Poshtli fixed him with a level gaze, and Hal squirmed, finally looking down in discomfort. His eyes fell on Poshtli's cloak, now stained with the blood of a dead Jaguar Knight, on the floor.

"Why did you take your cloak off?"

The immediate pain in Poshtli's face shocked Hal, all the more so since it was the first such emotion he had ever seen the stoic warrior express. He regretted the question as soon as he uttered it.

Poshtli took a deep breath. He knelt, wiping the blood from his weapon on the spotted cloak of one of the slain men. When he rose and looked at Hal again, his face was lined with strain. "I cannot tell you. But I have no regrets, and I am no longer an Eagle Knight."

The inference was not difficult. By aiding Hal, the knight had violated some trust of his order. He had shed his cloak and helmet before the fight deliberately. And yet it was a decision he had made resolutely.

"Thank you," said Hal, suddenly finding it difficult to speak.

Poshtli nodded, a half-smile on his face. He held up his weapon, and Halloran saw that several of the obsidian teeth were chipped. "Hard skin," the Maztican grunted, indicating the corpse at his feet.

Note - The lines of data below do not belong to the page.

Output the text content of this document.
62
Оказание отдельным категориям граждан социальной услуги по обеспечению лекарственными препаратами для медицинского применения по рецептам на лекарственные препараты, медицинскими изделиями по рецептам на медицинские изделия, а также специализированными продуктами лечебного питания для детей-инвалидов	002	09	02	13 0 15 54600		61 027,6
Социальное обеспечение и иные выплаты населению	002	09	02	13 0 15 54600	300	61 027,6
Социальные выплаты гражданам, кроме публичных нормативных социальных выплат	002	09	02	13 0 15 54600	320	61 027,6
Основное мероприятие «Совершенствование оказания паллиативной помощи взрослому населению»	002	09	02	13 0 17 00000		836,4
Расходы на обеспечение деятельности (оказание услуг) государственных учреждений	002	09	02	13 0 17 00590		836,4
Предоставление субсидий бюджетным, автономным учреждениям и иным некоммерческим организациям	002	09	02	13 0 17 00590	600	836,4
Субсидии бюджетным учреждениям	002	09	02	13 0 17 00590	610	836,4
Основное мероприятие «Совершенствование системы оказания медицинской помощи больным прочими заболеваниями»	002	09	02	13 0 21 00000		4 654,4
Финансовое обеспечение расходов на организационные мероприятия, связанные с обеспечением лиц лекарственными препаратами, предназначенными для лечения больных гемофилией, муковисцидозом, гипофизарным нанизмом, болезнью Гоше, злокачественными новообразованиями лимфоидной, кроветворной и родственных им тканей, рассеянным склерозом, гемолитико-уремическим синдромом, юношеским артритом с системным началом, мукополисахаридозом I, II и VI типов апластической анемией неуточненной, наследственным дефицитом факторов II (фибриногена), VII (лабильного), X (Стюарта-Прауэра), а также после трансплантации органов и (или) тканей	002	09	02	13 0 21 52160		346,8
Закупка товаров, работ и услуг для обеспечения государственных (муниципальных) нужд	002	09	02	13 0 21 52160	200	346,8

"Just a minute." Turning to his saddlebag, neatly stowed in a corner, Hal withdrew a weapon from within a rolled-up blanket. It was a straight, slender longsword, with a double edge of razor-sharp steel. Halloran had kept it even after he had regained his lost Helmstooth, knowing that the weapon was priceless in the True World.

"Will you take this?" he asked, extending the hilt to the former Eagle Knight. "Now that you don't have your order behind you, perhaps you'll need a good weapon in front of you."

Poshtli took the weapon and hefted it, surprised by its tightness. He knew, having seen Hal use his blade in combat, that it could cut through any weapon wielded by his countrymen and render their cotton armor useless.

"Thank you," said the Maztican sincerely. "It may not replace my feathers, but it gives me an effective claw."

"Perhaps we'll need it. I've left my legion, and now you have departed your order. It looks like it's you and me against Maztica, friend."

Hal fell his comradeship with this brave man deepen. He regretted his earlier jealousy, though the memory of Erixitl in Poshtli's arms still gave him a sharp jab of pain. Still, the terrible sense of loneliness he had felt at her departure began to lessen. Was there any real purpose in his being here? Could he in fact make some kind of difference? Halloran resolved to find out.

Poshtli laughed, but there was a serious edge to the sound. "We're both lone wolves, Halloran of the Sword Coast. But perhaps not so alone as we might think."

"What do you mean?"

"At first light, I suggest we seek an audience with my uncle. We'll see what the great Naltecona has to say about an attack under his own roof."


Her first night out of Nexal, Erix had barely enough time to cross the causeway to the mainland before sunset brought a temporary end to her journey. She sought shelter for the night in one of the travelers' inns that commonly dotted the landscape near Nexal.

These simple hostels offered a straw mat for sleeping and a bowl of beans or mayz, for a few cocoa beans or other barter goods. Fortunately, she had brought a small pouch of beans with her when she left the palace. The beans, her new feathered cloak, the pluma token from her father, and her dress were the only things she had taken with her.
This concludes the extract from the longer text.